Blake Pera and Tommy Bronson III with CB Richard Ellis Memphis’ multifamily division represented Orchards of Collierville LLC in the sale to Memphis’ Fogelman Venture Partners and New York-based DRA Advisors LLC.

The property was 97 percent occupied at the time of the acquisition.

The Orchards was developed in 1991. A Memphis and Washington partnership sold it for $11 million in 1997 to Petaluma, Calif.-based Leading Edge Properties.

The Shelby County Assessor of Property’s 2011 appraisal of the Class B investment grade was $11.2 million.

Rick and Mark Fogelman of Memphis-based Fogelman Properties are the principals of Fogelman Venture Partners. The acquisition was attractive because of Collierville’s “highly attractive demographics,” Rick Fogelman said. Demographics include average household income of $143,000 and average single-family housing price of $360,000 within the complex’s one-mile radius.

“Collierville continues to be one of the most sought-after apartment submarkets in terms of investment,” Rick Fogelman said in a statement. “Collierville’s overall population has grown by more than 22 percent in the past decade. As a result, apartment occupancies and rental rates in Collierville are among the highest in the area.”

The Orchards is across from Collierville Town Hall, city library and the 44-acre Halle Park recreational area. In addition, the property is located just off Poplar Avenue, in close proximity to Collierville’s big-box retailers. The FedEx World Technology Center with 3,000 employees is located 1.5 miles from the property.

The Orchards offers one-, two-, and three-bedroom floor plans ranging from 807 to 1,250 square feet, with rental rates from $760 to $1,010 per month. Community amenities of the 21-acre complex include a swimming pool, two lighted tennis courts and a fitness center.

The Fogelman/DRA partnership is planning several upgrades to The Orchards, including new exterior paint colors, new property signage and major upgrades to the landscaping and resident amenities.
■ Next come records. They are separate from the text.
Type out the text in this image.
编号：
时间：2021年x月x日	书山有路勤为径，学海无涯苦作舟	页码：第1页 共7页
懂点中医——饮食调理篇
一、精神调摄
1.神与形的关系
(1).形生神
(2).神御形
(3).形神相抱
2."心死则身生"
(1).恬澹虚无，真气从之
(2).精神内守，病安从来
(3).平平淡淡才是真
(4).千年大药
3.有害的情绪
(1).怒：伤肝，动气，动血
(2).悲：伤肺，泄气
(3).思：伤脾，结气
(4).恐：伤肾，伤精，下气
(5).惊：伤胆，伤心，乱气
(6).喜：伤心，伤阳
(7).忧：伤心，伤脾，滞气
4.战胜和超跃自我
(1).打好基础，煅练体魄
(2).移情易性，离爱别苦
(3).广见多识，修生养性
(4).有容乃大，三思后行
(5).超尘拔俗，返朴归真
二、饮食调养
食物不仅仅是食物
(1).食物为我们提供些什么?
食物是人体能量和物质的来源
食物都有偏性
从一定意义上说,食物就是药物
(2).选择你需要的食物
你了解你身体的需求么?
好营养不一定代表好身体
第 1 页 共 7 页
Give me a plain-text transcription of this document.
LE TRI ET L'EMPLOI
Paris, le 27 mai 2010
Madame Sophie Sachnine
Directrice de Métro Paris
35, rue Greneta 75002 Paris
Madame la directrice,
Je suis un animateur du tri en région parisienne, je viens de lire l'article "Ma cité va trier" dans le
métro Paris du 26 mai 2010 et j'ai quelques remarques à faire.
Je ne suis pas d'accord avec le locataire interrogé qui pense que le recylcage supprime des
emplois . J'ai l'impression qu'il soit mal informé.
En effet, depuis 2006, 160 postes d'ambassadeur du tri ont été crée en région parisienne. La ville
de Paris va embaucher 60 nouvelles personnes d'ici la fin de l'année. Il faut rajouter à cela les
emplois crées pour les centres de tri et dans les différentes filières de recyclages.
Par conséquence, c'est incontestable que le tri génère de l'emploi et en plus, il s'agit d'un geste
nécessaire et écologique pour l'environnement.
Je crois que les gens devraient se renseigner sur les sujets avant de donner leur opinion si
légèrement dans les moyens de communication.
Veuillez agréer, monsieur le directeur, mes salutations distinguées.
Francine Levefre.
“The buyer has a great plan for repositioning the asset, and they should be very successful once the plan is implemented,” said Pera, senior vice president with CBRE. “The Memphis market is experiencing a positive bounce in occupancy and concession burn-off, and we expect very strong rent growth for a sustainable period of time during this cycle.”

Fogelman Management Group, a subsidiary of Fogelman Properties, will manage the newly acquired property. Founded in 1963 and headquartered in Memphis, the privately owned firm manages 65 apartment communities totaling more than 20,000 apartment homes in the Southeast, Southwest and Midwest regions of the country.

The Orchards marks the second acquisition within the past 30 days for the Fogelman/DRA partnership, which also acquired the 350-unit Legacy Key Apartments in Atlanta for $17.5 million on May 25.

Fogelman Properties’ recent pair of acquisitions is in response to the rebounding multifamily market, making up for its 30 to 35 percent loss in value seen after the multifamily market peaked in 2007 and hit its bottom in 2010, Fogelman said.

“After being on the sidelines for the last three years with virtually no acquisitions, we saw the overall trends with occupancies and rents starting to rise and felt that 2011 was going to be a good time to re-enter the market on acquisitions,” he said.

Values in the “middle-tier markets” – such as Memphis and Birmingham – have recovered some of the loss, Fogelman said, but are still meaningfully below the peak.

“We feel that they will continue to recover as the economy improves and as the overall shift from owning a home to renting that is occurring now continues,” he said. “With the constraints on the new supply, but also the positive trends in occupancies and rents, we believe that is the equation that will continue to lift values for the next four to five years.”